Efficient visible light photocatalytic activity and enhanced stability of BiOBr/Cd(OH)2 heterostructures

Novel BiOBr/Cd(OH)2 heterostructures were synthesized by a facile chemical bath method under ambient conditions. A series of BiOBr/Cd(OH)2 heterostructures were obtained by tuning the Bi/Cd molar ratios. The obtained heterostructures were characterized by powder X-ray diffraction (PXRD), scanning electron microscopy (SEM), transmission electron microscopy (TEM) and energy dispersive spectroscopy (EDS). Optical properties were studied by UV-visible spectroscopy, diffuse reflectance spectroscopy and photoluminescence (PL). Photocatalytic studies on rhodamine B (RhB) under visible light irradiation showed that the heterostructures are very efficient photocatalysts in mild basic medium.
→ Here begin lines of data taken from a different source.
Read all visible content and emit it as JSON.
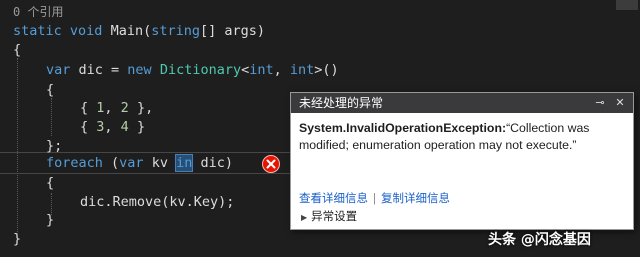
{
  "editor": {
    "references": "0 个引用",
    "line_method": {
      "kw_static": "static",
      "kw_void": "void",
      "rest": " Main(",
      "kw_string": "string",
      "params": "[] args)"
    },
    "open_brace": "{",
    "line_var": {
      "kw_var": "var",
      "mid": " dic = ",
      "kw_new": "new",
      "type_dict": "Dictionary",
      "lt": "<",
      "kw_int1": "int",
      "comma": ", ",
      "kw_int2": "int",
      "gt": ">()"
    },
    "init_open": "{",
    "entry1": {
      "open": "{ ",
      "k": "1",
      "sep": ", ",
      "v": "2",
      "close": " },"
    },
    "entry2": {
      "open": "{ ",
      "k": "3",
      "sep": ", ",
      "v": "4",
      "close": " }"
    },
    "init_close": "};",
    "line_foreach": {
      "kw_foreach": "foreach",
      "paren": " (",
      "kw_var": "var",
      "kv": " kv ",
      "kw_in": "in",
      "rest": " dic)"
    },
    "loop_open": "{",
    "line_remove": "dic.Remove(kv.Key);",
    "loop_close": "}",
    "method_close": "}"
  },
  "exception_popup": {
    "title": "未经处理的异常",
    "pin_glyph": "⊸",
    "close_glyph": "✕",
    "exception_type": "System.InvalidOperationException:",
    "message": "“Collection was modified; enumeration operation may not execute.”",
    "link_details": "查看详细信息",
    "link_copy": "复制详细信息",
    "settings_label": "异常设置"
  },
  "watermark": "头条 @闪念基因",
  "colors": {
    "background": "#1e1e1e",
    "keyword": "#569cd6",
    "type": "#4ec9b0",
    "number": "#b5cea8",
    "popup_title_bar": "#3a3a3c",
    "link": "#1a5fc9",
    "error_icon": "#e51400"
  }
}
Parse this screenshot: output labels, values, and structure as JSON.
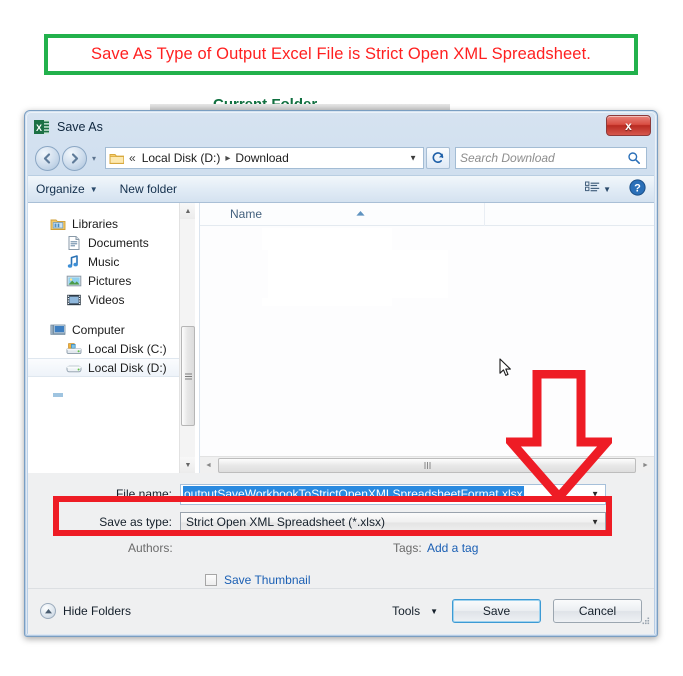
{
  "caption": {
    "text": "Save As Type of Output Excel File is Strict Open XML Spreadsheet.",
    "border_color": "#22b14c",
    "text_color": "#ff2020"
  },
  "background": {
    "current_folder_label": "Current Folder"
  },
  "dialog": {
    "title": "Save As",
    "app_icon": "excel-icon",
    "close_label": "x",
    "nav": {
      "back_icon": "back-arrow-icon",
      "forward_icon": "forward-arrow-icon",
      "history_caret": "▾",
      "address": {
        "folder_icon": "folder-icon",
        "chevrons": "«",
        "crumb1": "Local Disk (D:)",
        "separator": "▸",
        "crumb2": "Download",
        "caret": "▼"
      },
      "refresh_icon": "↻",
      "search": {
        "placeholder": "Search Download",
        "icon": "search-icon"
      }
    },
    "command_bar": {
      "organize": "Organize",
      "organize_caret": "▼",
      "new_folder": "New folder",
      "view_icon": "view-list-icon",
      "view_caret": "▼",
      "help_icon": "help-icon"
    },
    "nav_pane": {
      "items": [
        {
          "label": "Libraries",
          "icon": "libraries-icon",
          "level": 0,
          "selected": false
        },
        {
          "label": "Documents",
          "icon": "documents-icon",
          "level": 1,
          "selected": false
        },
        {
          "label": "Music",
          "icon": "music-icon",
          "level": 1,
          "selected": false
        },
        {
          "label": "Pictures",
          "icon": "pictures-icon",
          "level": 1,
          "selected": false
        },
        {
          "label": "Videos",
          "icon": "videos-icon",
          "level": 1,
          "selected": false
        },
        {
          "label": "Computer",
          "icon": "computer-icon",
          "level": 0,
          "selected": false
        },
        {
          "label": "Local Disk (C:)",
          "icon": "hard-drive-icon",
          "level": 1,
          "selected": false
        },
        {
          "label": "Local Disk (D:)",
          "icon": "hard-drive-icon",
          "level": 1,
          "selected": true
        }
      ],
      "scroll_up": "▲",
      "scroll_down": "▼"
    },
    "file_list": {
      "column_name": "Name",
      "sort_indicator": "▲",
      "rows": [],
      "hscroll_left": "◄",
      "hscroll_right": "►"
    },
    "form": {
      "filename_label": "File name:",
      "filename_value": "outputSaveWorkbookToStrictOpenXMLSpreadsheetFormat.xlsx",
      "filename_caret": "▼",
      "savetype_label": "Save as type:",
      "savetype_value": "Strict Open XML Spreadsheet (*.xlsx)",
      "savetype_caret": "▼",
      "authors_label": "Authors:",
      "authors_value": "",
      "tags_label": "Tags:",
      "tags_link": "Add a tag",
      "save_thumbnail_label": "Save Thumbnail",
      "save_thumbnail_checked": false
    },
    "footer": {
      "hide_folders_label": "Hide Folders",
      "hide_folders_icon": "collapse-icon",
      "tools_label": "Tools",
      "tools_caret": "▼",
      "save_label": "Save",
      "cancel_label": "Cancel"
    }
  },
  "annotations": {
    "arrow_color": "#ee1c25",
    "box_color": "#ee1c25",
    "arrow_target": "savetype-row",
    "box_target": "savetype-row"
  }
}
Scavenger test studies confirmed that the photogenerated holes and superoxide radicals (O2˙−) are the main active species responsible for RhB degradation. Comparison of photoluminescence (PL) intensity suggested that an inhibited charge recombination is crucial for the degradation process over these photocatalysts. Moreover, relative positioning of the valence and conduction band edges of the semiconductors, O2/O2˙− and ˙OH/H2O redox potentials and HOMO–LUMO levels of RhB appear to be responsible for the hole-specificity of degradation. Photocatalytic recycling experiments indicated the high stability of the catalysts in the reaction medium without any significant loss of activity. This study hence concludes that the heterojunction constructed between Cd(OH)2 and BiOBr interfaces play a crucial role in influencing the charge carrier dynamics and subsequent photocatalytic activity.